Why is pyspark picking up a variable that was not broadcast?

安稳与你 提交于 2019-12-12 03:24:41

问题


I'm using pyspark to analyse a dataset and I'm a little bit surprised as to why the following code works correctly even though I'm using a variable that was not broadcast.

The variable in question is video, that's used in function filter, after the join.

seed = random.randint(0,999)

# df is a dataframe
# video is just one randomly sampled element
video = df.sample(False,0.001,seed).head()

# just a python list
otherVideos = [ (22,0.32),(213,0.43) ]

# transform the python list into an rdd 
resultsRdd = sc.parallelize(similarVideos)

rdd = df.rdd.map(lambda row: (row.video_id,row.title))

# perform a join between resultsRdd and rdd
# note that video.title was NOT broadcast
(resultsRdd
   .join(rdd)
   .filter(lambda pair: pair[1][1] != video.title) # HERE!!!
   .takeOrdered(10, key= lambda pair: -pair[1][0]))

I'm using pyspark in standalone mode, with the following arguments to pyspark-submit:

--num-executors 12 --executor-cores 4 --executor-memory 1g --master local[*]

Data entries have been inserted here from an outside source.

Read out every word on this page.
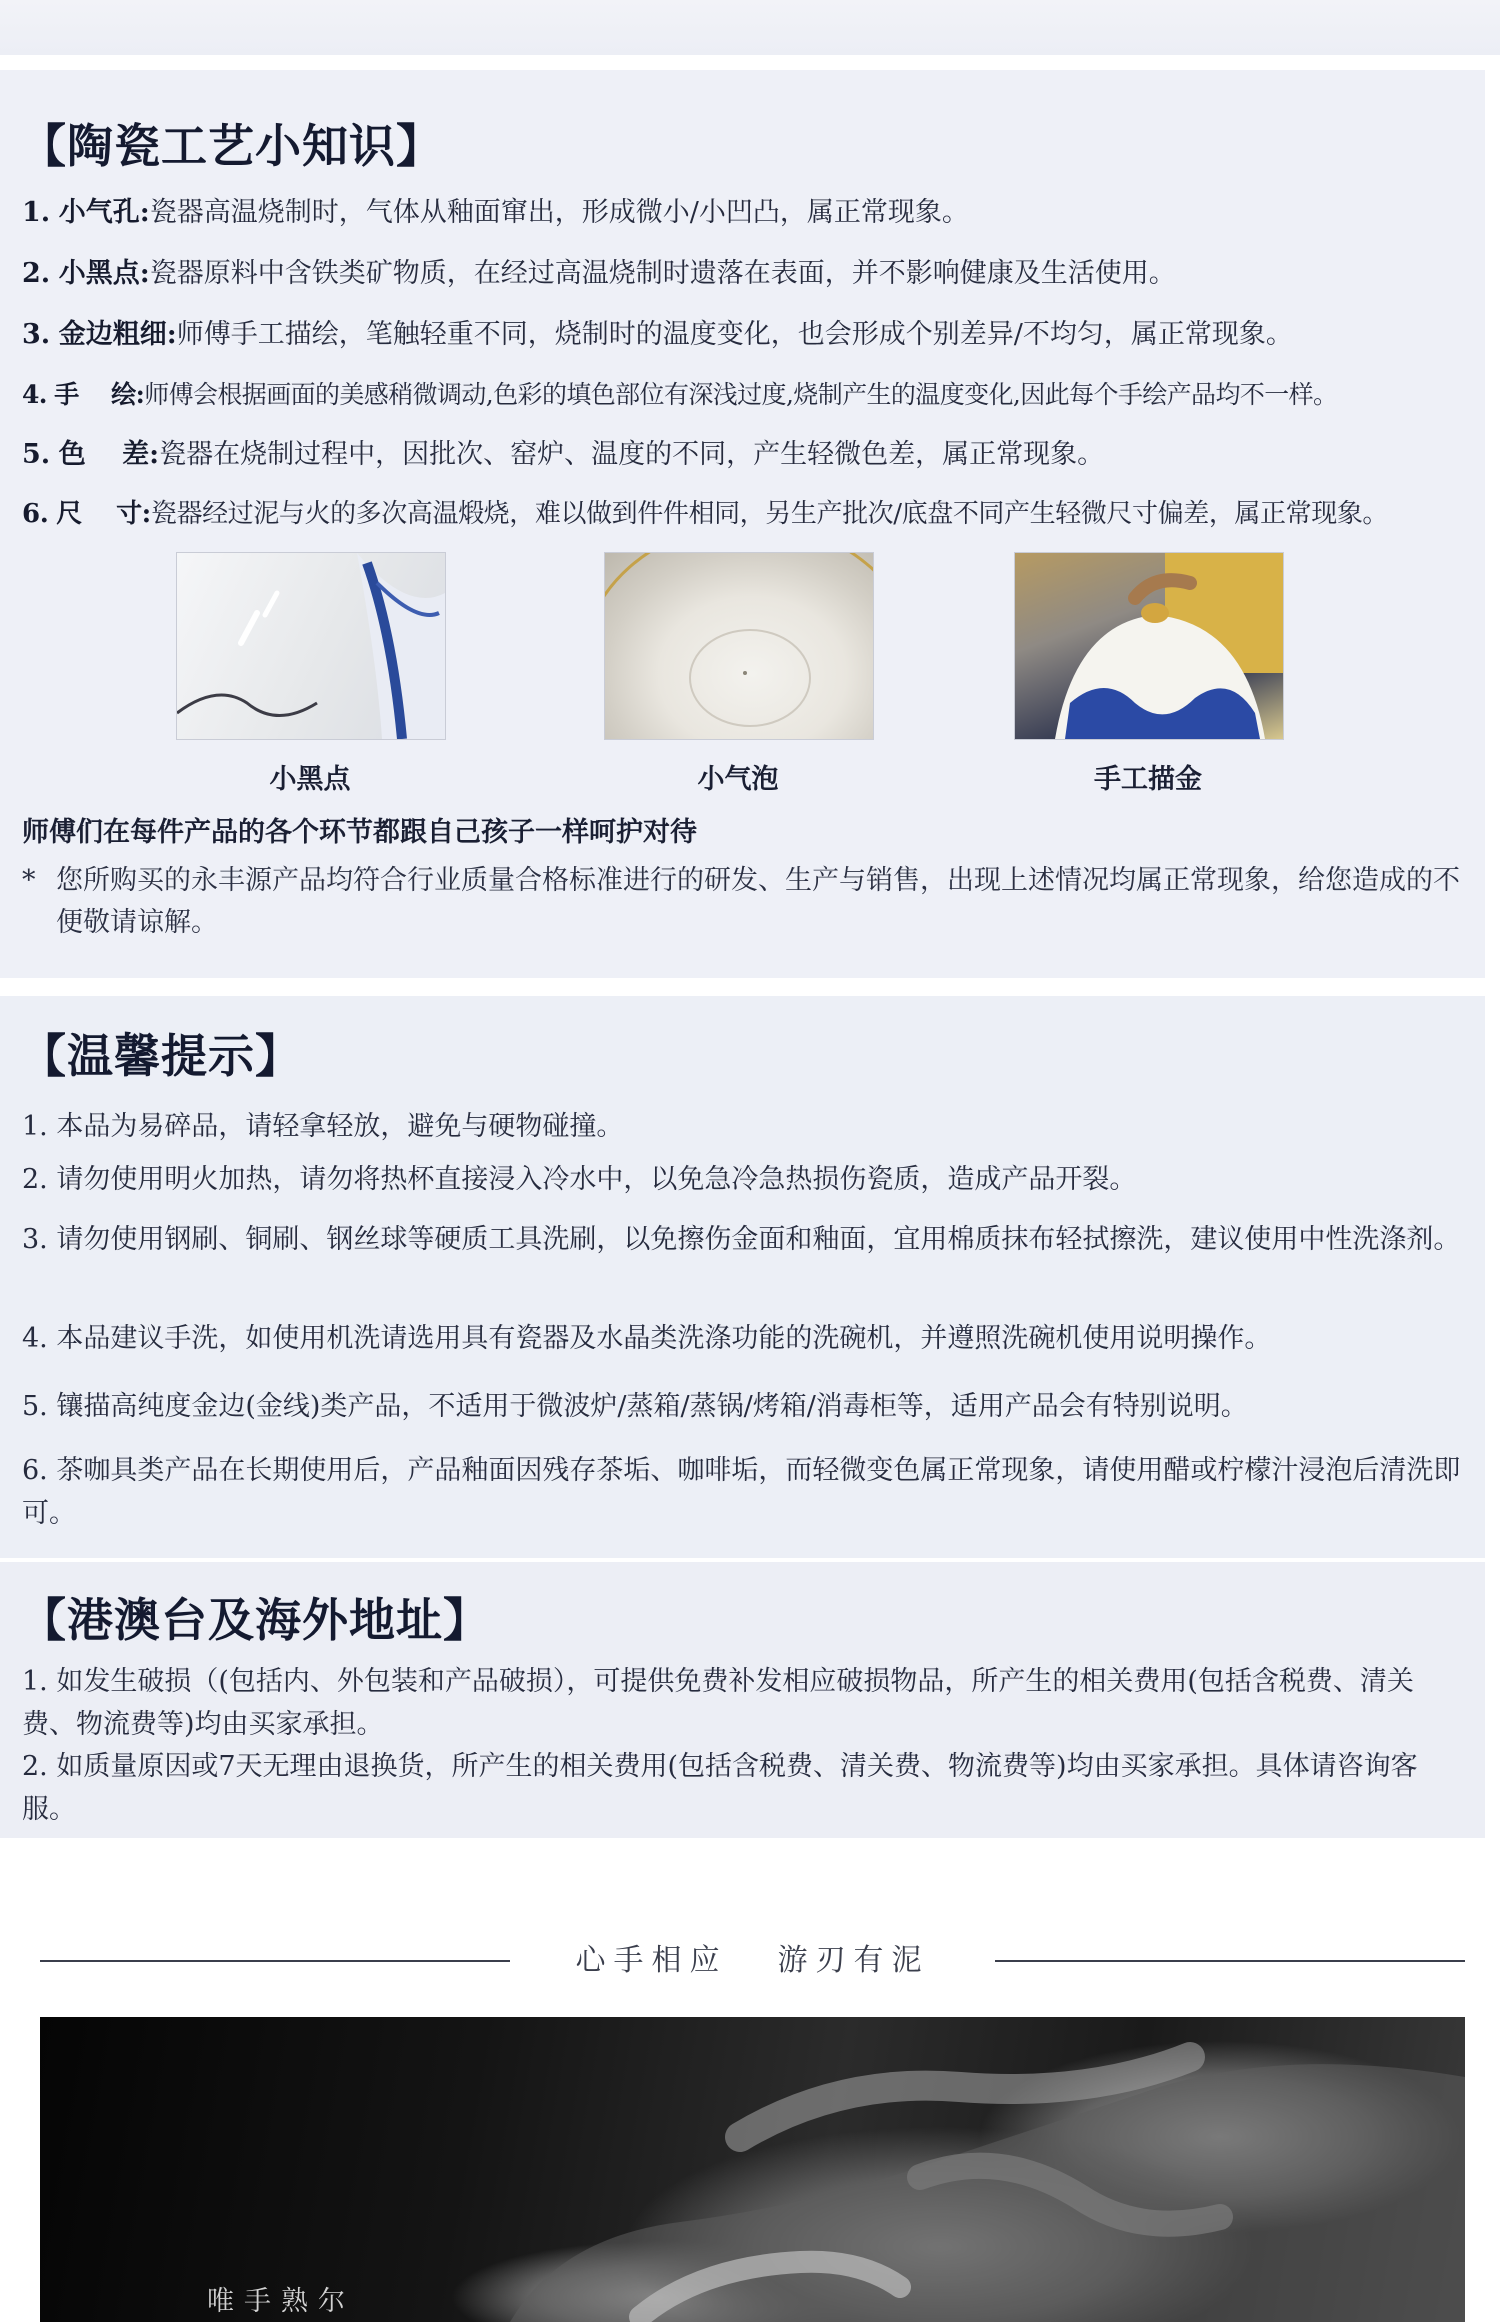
【陶瓷工艺小知识】
1. 小气孔:瓷器高温烧制时，气体从釉面窜出，形成微小/小凹凸，属正常现象。
2. 小黑点:瓷器原料中含铁类矿物质，在经过高温烧制时遗落在表面，并不影响健康及生活使用。
3. 金边粗细:师傅手工描绘，笔触轻重不同，烧制时的温度变化，也会形成个别差异/不均匀，属正常现象。
4. 手　 绘:师傅会根据画面的美感稍微调动,色彩的填色部位有深浅过度,烧制产生的温度变化,因此每个手绘产品均不一样。
5. 色　 差:瓷器在烧制过程中，因批次、窑炉、温度的不同，产生轻微色差，属正常现象。
6. 尺　 寸:瓷器经过泥与火的多次高温煅烧，难以做到件件相同，另生产批次/底盘不同产生轻微尺寸偏差，属正常现象。
小黑点	小气泡	手工描金
师傅们在每件产品的各个环节都跟自己孩子一样呵护对待
* 您所购买的永丰源产品均符合行业质量合格标准进行的研发、生产与销售，出现上述情况均属正常现象，给您造成的不便敬请谅解。
【温馨提示】
1. 本品为易碎品，请轻拿轻放，避免与硬物碰撞。
2. 请勿使用明火加热，请勿将热杯直接浸入冷水中，以免急冷急热损伤瓷质，造成产品开裂。
3. 请勿使用钢刷、铜刷、钢丝球等硬质工具洗刷，以免擦伤金面和釉面，宜用棉质抹布轻拭擦洗，建议使用中性洗涤剂。
4. 本品建议手洗，如使用机洗请选用具有瓷器及水晶类洗涤功能的洗碗机，并遵照洗碗机使用说明操作。
5. 镶描高纯度金边(金线)类产品，不适用于微波炉/蒸箱/蒸锅/烤箱/消毒柜等，适用产品会有特别说明。
6. 茶咖具类产品在长期使用后，产品釉面因残存茶垢、咖啡垢，而轻微变色属正常现象，请使用醋或柠檬汁浸泡后清洗即可。
【港澳台及海外地址】
1. 如发生破损（(包括内、外包装和产品破损），可提供免费补发相应破损物品，所产生的相关费用(包括含税费、清关费、物流费等)均由买家承担。
2. 如质量原因或7天无理由退换货，所产生的相关费用(包括含税费、清关费、物流费等)均由买家承担。具体请咨询客服。
心手相应 游刃有泥
唯手熟尔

Also, I'm running the previous code on jupyter (new ipython-notebooks).


回答1:


[Reposting comment as an answer.]

For this concept, I think this link on understanding closures is a pretty good read. Essentially, you do not need to broadcast all variables outside the scope of an RDD since the closure (in your case video) will be serialized and sent to each executor and task for access during task execution. Broadcast variables are useful when the dataset being broadcast is large because it will exist as a read-only cache that will sit on the executor and not be serialized/sent/deserialized with each task run on that executor.